Approximating Two-Layer Feedforward Networks for Efficient Transformers
This work addresses resource efficiency for large language models, making MoEs relevant to any-scale models, though it appears incremental as it builds on existing MoE and PKM methods.
The paper tackles the problem of reducing compute and memory requirements in neural networks without performance loss, specifically for Transformers, by introducing a framework to approximate two-layer feedforward networks and improving MoEs and PKMs. It shows that their MoEs are competitive with dense Transformer-XL on WikiText-103 and enwiki8 datasets at two scales while being more resource-efficient.

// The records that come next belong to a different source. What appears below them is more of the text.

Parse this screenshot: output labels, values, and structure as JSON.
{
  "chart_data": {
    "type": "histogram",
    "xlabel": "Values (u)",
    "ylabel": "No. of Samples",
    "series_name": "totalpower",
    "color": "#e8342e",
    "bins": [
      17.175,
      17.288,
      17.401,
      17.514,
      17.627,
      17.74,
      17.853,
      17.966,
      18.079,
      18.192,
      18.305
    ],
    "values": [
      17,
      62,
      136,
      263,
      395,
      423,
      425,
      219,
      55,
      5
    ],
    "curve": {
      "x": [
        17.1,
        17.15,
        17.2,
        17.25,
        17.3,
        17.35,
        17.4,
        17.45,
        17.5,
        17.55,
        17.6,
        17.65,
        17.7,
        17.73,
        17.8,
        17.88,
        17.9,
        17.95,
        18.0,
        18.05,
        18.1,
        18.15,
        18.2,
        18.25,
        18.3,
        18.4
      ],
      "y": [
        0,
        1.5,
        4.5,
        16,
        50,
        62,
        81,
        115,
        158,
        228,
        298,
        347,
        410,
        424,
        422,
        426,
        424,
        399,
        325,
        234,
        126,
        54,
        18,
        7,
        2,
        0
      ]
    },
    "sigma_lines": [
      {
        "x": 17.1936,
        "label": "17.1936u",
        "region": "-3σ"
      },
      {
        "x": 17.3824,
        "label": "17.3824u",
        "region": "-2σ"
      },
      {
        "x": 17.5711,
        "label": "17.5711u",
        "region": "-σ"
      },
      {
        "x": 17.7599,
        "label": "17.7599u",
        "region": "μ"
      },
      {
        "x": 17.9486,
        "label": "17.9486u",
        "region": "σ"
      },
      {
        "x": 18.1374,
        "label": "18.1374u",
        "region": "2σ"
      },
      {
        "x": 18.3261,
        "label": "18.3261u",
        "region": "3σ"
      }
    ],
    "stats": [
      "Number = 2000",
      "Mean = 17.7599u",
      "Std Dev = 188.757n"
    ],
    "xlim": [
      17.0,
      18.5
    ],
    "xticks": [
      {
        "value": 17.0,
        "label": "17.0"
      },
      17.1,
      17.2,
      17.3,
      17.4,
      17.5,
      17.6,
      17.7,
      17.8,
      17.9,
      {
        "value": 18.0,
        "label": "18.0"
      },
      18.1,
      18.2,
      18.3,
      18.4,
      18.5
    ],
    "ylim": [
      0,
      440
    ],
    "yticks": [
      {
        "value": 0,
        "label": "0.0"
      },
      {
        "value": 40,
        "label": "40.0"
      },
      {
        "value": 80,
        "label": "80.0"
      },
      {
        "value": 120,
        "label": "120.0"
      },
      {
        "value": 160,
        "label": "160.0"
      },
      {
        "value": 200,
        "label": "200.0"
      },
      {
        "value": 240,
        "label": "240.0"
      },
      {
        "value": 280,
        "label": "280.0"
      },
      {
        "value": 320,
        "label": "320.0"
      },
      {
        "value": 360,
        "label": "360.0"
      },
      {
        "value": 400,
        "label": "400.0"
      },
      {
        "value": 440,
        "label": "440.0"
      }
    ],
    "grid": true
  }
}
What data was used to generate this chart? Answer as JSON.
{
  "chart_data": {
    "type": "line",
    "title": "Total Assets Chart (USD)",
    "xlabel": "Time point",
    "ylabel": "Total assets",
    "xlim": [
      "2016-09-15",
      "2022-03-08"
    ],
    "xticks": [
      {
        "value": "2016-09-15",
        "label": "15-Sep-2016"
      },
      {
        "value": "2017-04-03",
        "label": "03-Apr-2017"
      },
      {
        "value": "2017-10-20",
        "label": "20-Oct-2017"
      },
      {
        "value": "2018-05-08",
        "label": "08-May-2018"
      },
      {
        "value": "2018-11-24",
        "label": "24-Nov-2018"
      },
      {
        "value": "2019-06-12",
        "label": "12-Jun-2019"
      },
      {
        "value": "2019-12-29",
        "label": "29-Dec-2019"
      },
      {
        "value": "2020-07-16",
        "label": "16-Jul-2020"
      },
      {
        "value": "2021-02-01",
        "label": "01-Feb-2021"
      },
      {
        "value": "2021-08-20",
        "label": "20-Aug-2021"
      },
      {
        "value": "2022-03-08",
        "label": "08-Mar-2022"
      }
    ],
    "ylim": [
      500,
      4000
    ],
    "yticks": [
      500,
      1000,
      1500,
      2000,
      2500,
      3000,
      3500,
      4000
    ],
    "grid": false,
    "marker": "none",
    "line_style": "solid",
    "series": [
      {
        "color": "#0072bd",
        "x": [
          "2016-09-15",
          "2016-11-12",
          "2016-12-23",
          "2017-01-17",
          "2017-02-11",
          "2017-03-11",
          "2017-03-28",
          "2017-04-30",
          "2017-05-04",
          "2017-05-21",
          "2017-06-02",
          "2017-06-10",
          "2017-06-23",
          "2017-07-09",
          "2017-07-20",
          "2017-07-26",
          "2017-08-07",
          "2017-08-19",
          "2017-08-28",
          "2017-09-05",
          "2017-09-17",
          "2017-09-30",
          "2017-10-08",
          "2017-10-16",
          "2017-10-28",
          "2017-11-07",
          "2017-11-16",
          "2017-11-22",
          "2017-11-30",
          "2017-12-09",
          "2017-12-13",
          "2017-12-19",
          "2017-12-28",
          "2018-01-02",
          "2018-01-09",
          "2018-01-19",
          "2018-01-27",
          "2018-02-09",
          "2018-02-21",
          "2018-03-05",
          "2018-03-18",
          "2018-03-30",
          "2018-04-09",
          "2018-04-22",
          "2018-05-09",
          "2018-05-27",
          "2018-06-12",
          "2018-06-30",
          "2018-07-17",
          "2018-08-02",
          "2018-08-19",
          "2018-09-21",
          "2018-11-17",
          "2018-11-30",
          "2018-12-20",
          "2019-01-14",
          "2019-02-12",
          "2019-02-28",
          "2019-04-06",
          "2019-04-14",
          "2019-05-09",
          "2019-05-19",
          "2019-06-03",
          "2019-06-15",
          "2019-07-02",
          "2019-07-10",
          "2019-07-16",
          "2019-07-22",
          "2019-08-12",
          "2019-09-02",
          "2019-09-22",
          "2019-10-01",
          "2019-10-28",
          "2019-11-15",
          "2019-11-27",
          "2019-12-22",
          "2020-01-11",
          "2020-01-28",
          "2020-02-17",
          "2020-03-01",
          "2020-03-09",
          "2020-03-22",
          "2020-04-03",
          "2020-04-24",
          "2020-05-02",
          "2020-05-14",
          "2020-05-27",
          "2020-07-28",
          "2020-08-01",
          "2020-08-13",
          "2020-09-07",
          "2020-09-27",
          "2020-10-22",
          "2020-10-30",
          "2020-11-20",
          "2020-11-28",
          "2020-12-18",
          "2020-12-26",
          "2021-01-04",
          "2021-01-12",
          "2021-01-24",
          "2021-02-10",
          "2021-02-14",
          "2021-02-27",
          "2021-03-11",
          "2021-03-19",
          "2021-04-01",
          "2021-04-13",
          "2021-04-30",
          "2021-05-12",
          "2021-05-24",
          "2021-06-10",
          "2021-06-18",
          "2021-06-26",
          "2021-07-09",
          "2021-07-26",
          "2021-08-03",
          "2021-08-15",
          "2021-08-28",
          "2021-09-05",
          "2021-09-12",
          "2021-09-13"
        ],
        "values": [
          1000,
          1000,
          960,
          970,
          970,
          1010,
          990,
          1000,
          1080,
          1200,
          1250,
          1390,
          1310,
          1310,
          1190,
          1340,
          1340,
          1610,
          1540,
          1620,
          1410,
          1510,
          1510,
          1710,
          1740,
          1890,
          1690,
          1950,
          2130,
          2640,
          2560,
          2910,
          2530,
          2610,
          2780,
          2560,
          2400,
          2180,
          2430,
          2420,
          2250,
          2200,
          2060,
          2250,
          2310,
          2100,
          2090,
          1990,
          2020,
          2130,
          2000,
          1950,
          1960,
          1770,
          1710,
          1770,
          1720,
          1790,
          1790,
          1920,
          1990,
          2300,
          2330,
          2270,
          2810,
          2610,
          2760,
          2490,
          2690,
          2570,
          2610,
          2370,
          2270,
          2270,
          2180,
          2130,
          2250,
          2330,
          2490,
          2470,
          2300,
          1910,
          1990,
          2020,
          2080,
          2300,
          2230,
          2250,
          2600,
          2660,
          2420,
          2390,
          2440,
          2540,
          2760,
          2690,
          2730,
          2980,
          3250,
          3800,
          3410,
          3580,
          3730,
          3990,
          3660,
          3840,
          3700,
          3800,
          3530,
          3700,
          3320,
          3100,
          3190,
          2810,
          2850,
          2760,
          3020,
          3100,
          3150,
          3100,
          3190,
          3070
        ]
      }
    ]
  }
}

How to reduce compute and memory requirements of neural networks (NNs) without sacrificing performance? Many recent works use sparse Mixtures of Experts (MoEs) to build resource-efficient large language models (LMs). Here we introduce several novel perspectives on MoEs, presenting a general framework that unifies various methods to approximate two-layer NNs (e.g., feedforward blocks of Transformers), including product-key memories (PKMs). Leveraging insights from this framework, we propose methods to improve both MoEs and PKMs. Unlike prior work that compares MoEs with dense baselines under the compute-equal condition, our evaluation condition is parameter-equal, which is crucial to properly evaluate LMs. We show that our MoEs are competitive with the dense Transformer-XL on both the WikiText-103 and enwiki8 datasets at two different scales, while being much more resource efficient. This demonstrates that MoEs are relevant not only to extremely large LMs but also to any-scale resource-efficient LMs. Our code is public.